WASHINGTON, DC, October 3, 2007 (LifeSiteNews.com) - The Journal of American Physicians and Surgeons published a study yesterday entitled, "The Breast Cancer Epidemic." It showed that, among seven risk factors, abortion is the "best predictor of breast cancer," and fertility is also a useful predictor. 

  The study by Patrick Carroll of PAPRI in London showed that countries with higher abortion rates, such as England & Wales, could expect a substantial increase in breast cancer incidence. Where abortion rates are low (i.e., Northern Ireland and the Irish Republic) a smaller increase is expected. Where a decline in abortion has taken place, (i.e., Denmark and Finland) a decline in breast cancer is anticipated.

  Carroll used the same mathematical model for a previous forecast of numbers of breast cancers in future years for England & Wales based on cancer data up to 1997 that has proved quite accurate for predicting cancers observed in years 1998 to 2004.

  In four countries - England & Wales, Scotland, Finland and Denmark - a social gradient has been discovered (unlike that for other cancers) whereby upper class and upwardly mobile women have more breast cancer than lower class women. This was studied in Finland and Denmark and the influence of known risk factors other than abortion was examined, but the gradient was not explained.

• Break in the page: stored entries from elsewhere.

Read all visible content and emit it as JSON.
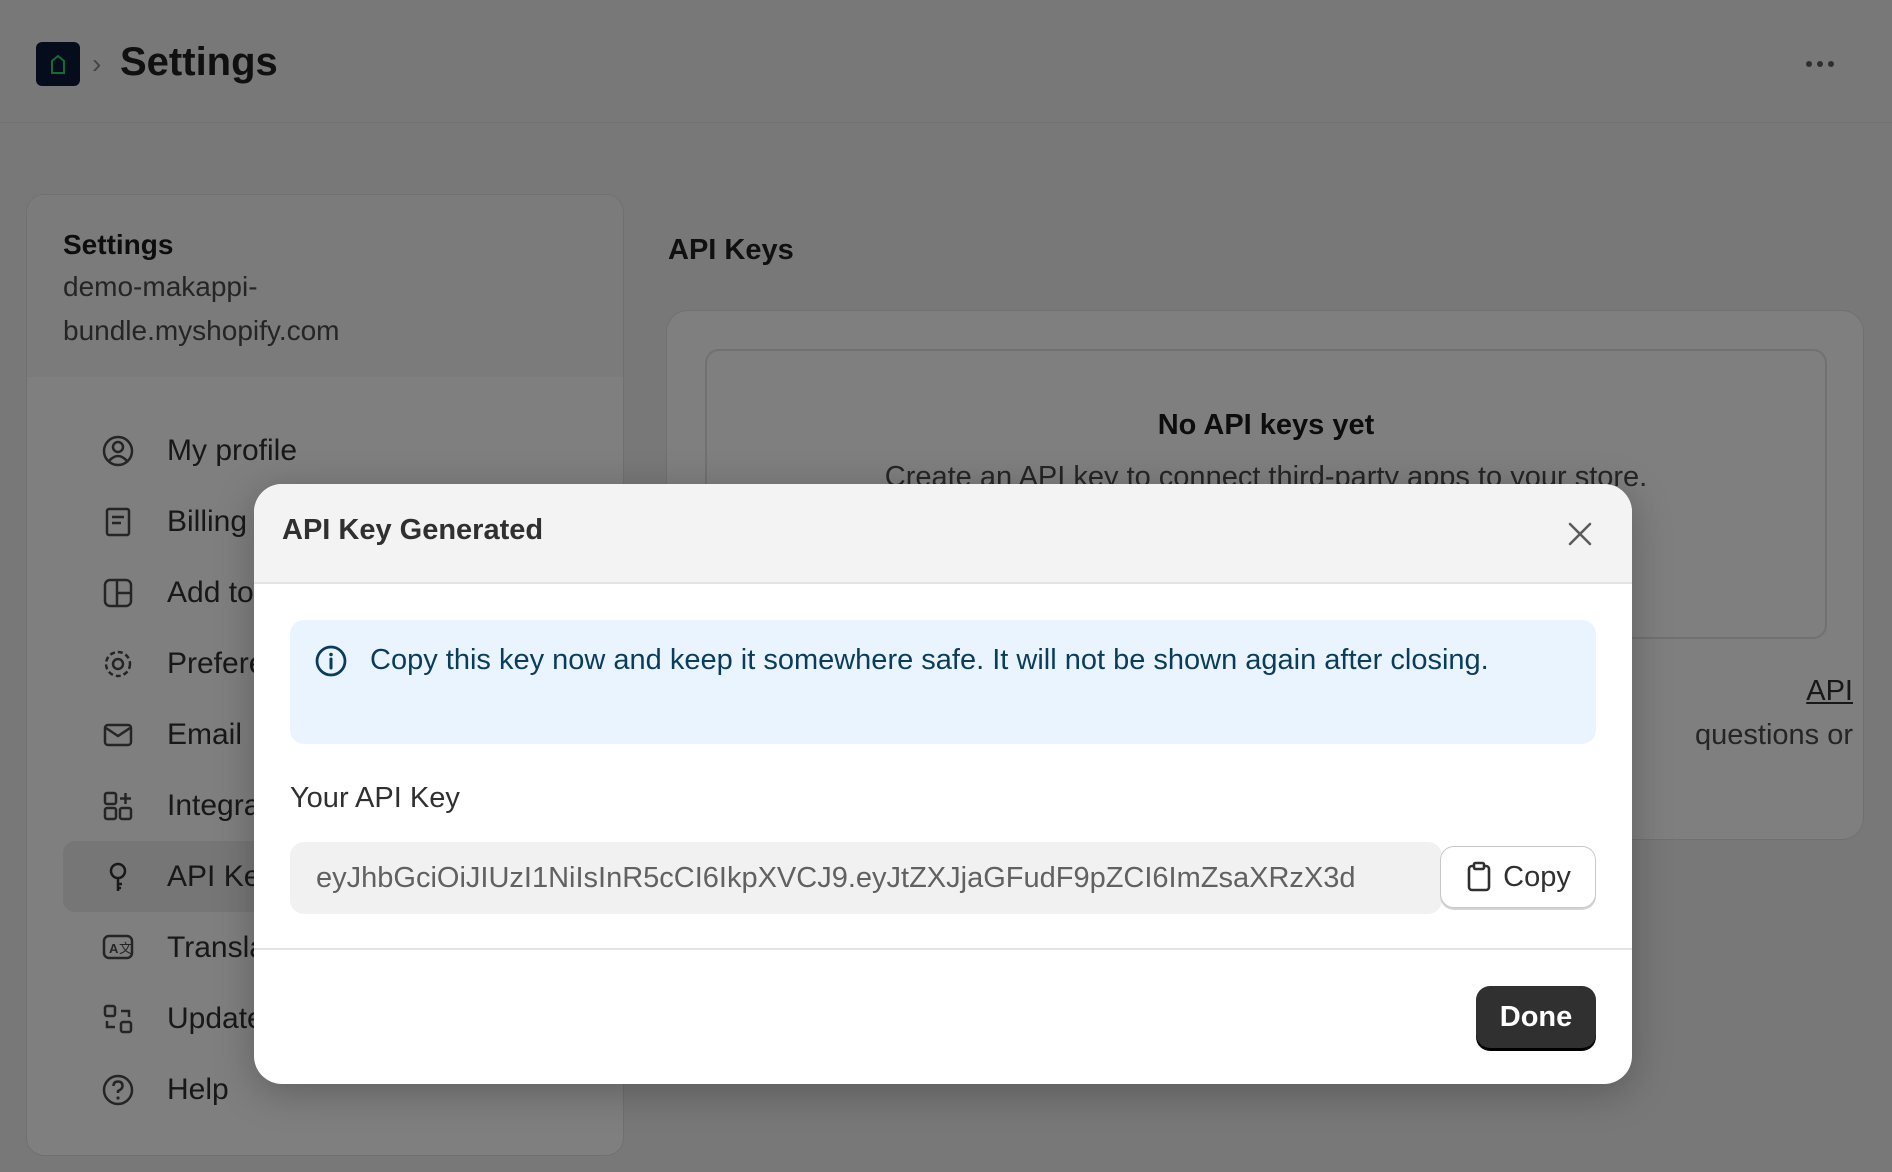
{
  "header": {
    "breadcrumb_sep": "›",
    "title": "Settings"
  },
  "sidebar": {
    "title": "Settings",
    "store_domain": "demo-makappi-bundle.myshopify.com",
    "items": [
      {
        "label": "My profile",
        "icon": "profile-icon"
      },
      {
        "label": "Billing",
        "icon": "receipt-icon"
      },
      {
        "label": "Add to",
        "icon": "layout-icon"
      },
      {
        "label": "Prefere",
        "icon": "gear-icon"
      },
      {
        "label": "Email",
        "icon": "email-icon"
      },
      {
        "label": "Integra",
        "icon": "apps-icon"
      },
      {
        "label": "API Key",
        "icon": "key-icon",
        "active": true
      },
      {
        "label": "Transla",
        "icon": "translate-icon"
      },
      {
        "label": "Update",
        "icon": "update-icon"
      },
      {
        "label": "Help",
        "icon": "help-icon"
      }
    ]
  },
  "main": {
    "title": "API Keys",
    "empty_title": "No API keys yet",
    "empty_desc": "Create an API key to connect third-party apps to your store.",
    "help_link": "API",
    "help_text": "questions or"
  },
  "modal": {
    "title": "API Key Generated",
    "banner": "Copy this key now and keep it somewhere safe. It will not be shown again after closing.",
    "key_label": "Your API Key",
    "key_value": "eyJhbGciOiJIUzI1NiIsInR5cCI6IkpXVCJ9.eyJtZXJjaGFudF9pZCI6ImZsaXRzX3d",
    "copy_label": "Copy",
    "done_label": "Done"
  },
  "colors": {
    "primary_button": "#303030",
    "banner_bg": "#eaf4ff",
    "banner_text": "#0a3d5c",
    "overlay": "rgba(0,0,0,0.5)"
  }
}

  Carroll suggests that the known preference for abortion in this class might explain the phenomenon. Women pursuing higher educations and professional careers often delay marriage and childbearing. Abortions before the birth of a first child are highly carcinogenic.

  Carroll used national data from nations believed to have "nearly complete abortion counts." Therefore, his study is not affected by recall bias.

  Karen Malec, president of the Coalition on Abortion/Breast Cancer commented on the latest findings stating: "It’s time for scientists to admit publicly what they already acknowledge privately among themselves - that abortion raises breast cancer risk - and to stop conducting flawed research to protect the medical establishment from massive medical practice lawsuits."